– Jim Michelson, SMZ Chairman
“In 1952, Wayne State University physician Forest Dodrill approached General Motors with an idea. The doctor was convinced that GM’s research engineers could construct a machine to take over the heart’s functions, opening the door for more effective surgeries. He was right. Dodrill performed the world’s first successful open heart surgery with the assistance of a mechanical heart pump that looked remarkably like a 12-cylinder engine. Today, it’s estimated that nearly 3,000 open heart operations are performed every day, improving—even saving— the lives of millions of patients worldwide.”

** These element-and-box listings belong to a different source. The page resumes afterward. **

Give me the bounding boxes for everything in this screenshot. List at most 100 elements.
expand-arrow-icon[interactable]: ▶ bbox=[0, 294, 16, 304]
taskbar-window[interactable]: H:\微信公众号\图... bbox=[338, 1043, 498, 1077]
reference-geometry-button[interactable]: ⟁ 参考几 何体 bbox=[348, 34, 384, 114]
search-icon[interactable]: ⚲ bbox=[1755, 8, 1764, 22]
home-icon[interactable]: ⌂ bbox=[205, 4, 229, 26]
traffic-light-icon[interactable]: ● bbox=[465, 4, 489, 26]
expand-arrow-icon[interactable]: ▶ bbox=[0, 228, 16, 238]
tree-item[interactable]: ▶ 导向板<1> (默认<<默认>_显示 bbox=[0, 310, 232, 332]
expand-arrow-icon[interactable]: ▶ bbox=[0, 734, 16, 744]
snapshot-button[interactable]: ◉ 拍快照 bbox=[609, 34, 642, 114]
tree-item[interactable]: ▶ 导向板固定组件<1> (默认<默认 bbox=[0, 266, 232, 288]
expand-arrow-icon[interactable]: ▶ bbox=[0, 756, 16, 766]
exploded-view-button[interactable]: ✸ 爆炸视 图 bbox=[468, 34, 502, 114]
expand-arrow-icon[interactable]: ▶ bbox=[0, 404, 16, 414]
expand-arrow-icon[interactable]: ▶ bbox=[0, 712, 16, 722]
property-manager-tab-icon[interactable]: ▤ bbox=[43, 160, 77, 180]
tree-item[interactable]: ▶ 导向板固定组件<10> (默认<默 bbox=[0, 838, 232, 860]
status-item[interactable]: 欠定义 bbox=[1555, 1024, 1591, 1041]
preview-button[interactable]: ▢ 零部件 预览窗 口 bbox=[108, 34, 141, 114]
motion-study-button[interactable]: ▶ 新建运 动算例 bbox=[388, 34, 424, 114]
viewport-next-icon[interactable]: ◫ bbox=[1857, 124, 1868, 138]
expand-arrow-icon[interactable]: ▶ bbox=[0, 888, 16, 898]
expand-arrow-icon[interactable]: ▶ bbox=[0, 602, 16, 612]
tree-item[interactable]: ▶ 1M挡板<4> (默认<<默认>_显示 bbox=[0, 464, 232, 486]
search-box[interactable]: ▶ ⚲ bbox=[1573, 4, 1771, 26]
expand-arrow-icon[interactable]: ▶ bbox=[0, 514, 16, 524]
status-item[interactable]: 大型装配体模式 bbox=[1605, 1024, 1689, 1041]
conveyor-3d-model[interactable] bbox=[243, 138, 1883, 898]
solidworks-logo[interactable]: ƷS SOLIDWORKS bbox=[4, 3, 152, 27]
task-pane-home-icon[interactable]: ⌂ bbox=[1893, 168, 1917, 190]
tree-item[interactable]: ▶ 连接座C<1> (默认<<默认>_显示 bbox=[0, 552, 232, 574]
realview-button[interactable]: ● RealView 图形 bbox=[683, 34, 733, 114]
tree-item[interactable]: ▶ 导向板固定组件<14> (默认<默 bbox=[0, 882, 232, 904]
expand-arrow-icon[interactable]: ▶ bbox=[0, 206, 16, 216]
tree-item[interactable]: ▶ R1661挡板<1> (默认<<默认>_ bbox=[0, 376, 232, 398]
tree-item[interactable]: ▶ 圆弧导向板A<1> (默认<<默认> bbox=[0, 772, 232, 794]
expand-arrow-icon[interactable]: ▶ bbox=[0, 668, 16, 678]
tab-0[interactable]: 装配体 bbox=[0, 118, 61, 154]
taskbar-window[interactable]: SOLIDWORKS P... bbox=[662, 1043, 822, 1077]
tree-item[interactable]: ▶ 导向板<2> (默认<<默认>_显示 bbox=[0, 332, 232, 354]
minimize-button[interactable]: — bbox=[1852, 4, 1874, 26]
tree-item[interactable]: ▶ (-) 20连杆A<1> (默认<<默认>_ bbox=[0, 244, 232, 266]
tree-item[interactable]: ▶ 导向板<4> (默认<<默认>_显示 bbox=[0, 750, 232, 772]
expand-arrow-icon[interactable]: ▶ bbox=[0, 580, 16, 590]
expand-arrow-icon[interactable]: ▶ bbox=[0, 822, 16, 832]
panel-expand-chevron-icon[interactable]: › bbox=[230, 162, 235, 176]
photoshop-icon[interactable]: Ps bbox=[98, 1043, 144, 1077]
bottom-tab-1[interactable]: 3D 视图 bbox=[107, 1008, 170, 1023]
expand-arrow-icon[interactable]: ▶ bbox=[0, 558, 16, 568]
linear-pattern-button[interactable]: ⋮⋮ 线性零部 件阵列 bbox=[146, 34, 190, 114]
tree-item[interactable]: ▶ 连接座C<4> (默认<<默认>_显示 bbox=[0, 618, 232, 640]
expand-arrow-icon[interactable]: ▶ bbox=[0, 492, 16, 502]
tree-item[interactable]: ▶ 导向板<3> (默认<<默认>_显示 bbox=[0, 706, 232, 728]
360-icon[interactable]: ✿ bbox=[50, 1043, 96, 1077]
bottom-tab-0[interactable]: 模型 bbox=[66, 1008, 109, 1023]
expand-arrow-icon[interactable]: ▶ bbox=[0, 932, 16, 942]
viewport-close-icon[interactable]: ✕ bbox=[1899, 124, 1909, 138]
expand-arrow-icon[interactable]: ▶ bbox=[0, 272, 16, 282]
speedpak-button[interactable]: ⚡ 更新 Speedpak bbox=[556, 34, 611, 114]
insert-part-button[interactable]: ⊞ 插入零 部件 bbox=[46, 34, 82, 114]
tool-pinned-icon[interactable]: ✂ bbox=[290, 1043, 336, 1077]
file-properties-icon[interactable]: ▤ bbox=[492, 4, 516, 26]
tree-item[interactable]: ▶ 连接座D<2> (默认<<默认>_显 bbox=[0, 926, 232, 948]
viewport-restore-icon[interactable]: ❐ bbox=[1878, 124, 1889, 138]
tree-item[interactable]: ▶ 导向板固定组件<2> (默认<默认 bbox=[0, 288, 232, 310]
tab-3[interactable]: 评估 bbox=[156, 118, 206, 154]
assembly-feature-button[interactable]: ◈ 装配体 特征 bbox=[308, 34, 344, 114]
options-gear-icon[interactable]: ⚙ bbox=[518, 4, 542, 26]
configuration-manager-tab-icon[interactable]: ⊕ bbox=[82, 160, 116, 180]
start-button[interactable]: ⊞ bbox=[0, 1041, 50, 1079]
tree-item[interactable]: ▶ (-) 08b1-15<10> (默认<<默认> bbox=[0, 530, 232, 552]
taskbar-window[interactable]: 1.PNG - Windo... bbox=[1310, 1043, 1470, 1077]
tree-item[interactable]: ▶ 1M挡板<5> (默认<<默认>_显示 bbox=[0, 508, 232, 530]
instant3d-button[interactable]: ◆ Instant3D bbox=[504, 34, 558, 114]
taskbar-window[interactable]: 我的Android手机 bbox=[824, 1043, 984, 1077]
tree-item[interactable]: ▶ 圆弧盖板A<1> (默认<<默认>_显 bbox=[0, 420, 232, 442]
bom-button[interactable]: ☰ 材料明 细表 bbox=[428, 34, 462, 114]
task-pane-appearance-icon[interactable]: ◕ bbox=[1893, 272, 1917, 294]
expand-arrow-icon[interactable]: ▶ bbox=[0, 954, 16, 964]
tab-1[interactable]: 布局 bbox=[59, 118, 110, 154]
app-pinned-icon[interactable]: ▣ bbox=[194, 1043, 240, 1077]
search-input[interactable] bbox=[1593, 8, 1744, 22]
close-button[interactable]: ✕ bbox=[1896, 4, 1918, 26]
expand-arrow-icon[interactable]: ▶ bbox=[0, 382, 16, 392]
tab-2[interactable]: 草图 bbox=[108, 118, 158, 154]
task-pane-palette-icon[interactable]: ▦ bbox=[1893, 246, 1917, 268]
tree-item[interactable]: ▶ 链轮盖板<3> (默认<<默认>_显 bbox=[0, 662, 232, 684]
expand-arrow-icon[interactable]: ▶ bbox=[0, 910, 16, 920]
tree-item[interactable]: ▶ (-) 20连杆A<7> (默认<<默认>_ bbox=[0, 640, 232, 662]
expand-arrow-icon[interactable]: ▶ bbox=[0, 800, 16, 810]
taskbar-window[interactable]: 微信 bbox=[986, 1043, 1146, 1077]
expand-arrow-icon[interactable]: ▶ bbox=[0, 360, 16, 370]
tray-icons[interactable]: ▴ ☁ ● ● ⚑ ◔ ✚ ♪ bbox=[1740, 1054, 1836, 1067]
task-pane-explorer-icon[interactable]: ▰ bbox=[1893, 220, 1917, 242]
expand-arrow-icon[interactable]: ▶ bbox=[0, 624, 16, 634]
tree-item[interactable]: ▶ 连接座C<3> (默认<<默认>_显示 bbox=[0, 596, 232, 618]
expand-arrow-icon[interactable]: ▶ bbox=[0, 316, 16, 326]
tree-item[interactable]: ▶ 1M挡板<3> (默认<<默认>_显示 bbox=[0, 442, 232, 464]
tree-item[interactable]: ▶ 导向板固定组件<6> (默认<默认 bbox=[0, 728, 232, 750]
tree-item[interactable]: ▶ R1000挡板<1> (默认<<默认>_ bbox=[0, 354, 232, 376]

—2011 Wayne State University Annual Report
In 1977, I purchased Dr. Dodrill’s former home. Now it’s not unusual for people to move and leave things behind: a wheelbarrow with a flat tire, a broken lamp, an unfinished project. So when I discovered some left-behind metal machinery in the basement, I supposed they were unusable furnace parts. Or from the engine of a long-gone car. Or … who knows.
But thinking back, it makes me wonder if just maybe those mystery metal works were a precursor or prototype of a machine that’s improved and saved millions of lives. The pieces of one man’s determined conviction to make medicine better. Guess I’ll never really know. But I do know it sure made a fine doorstop.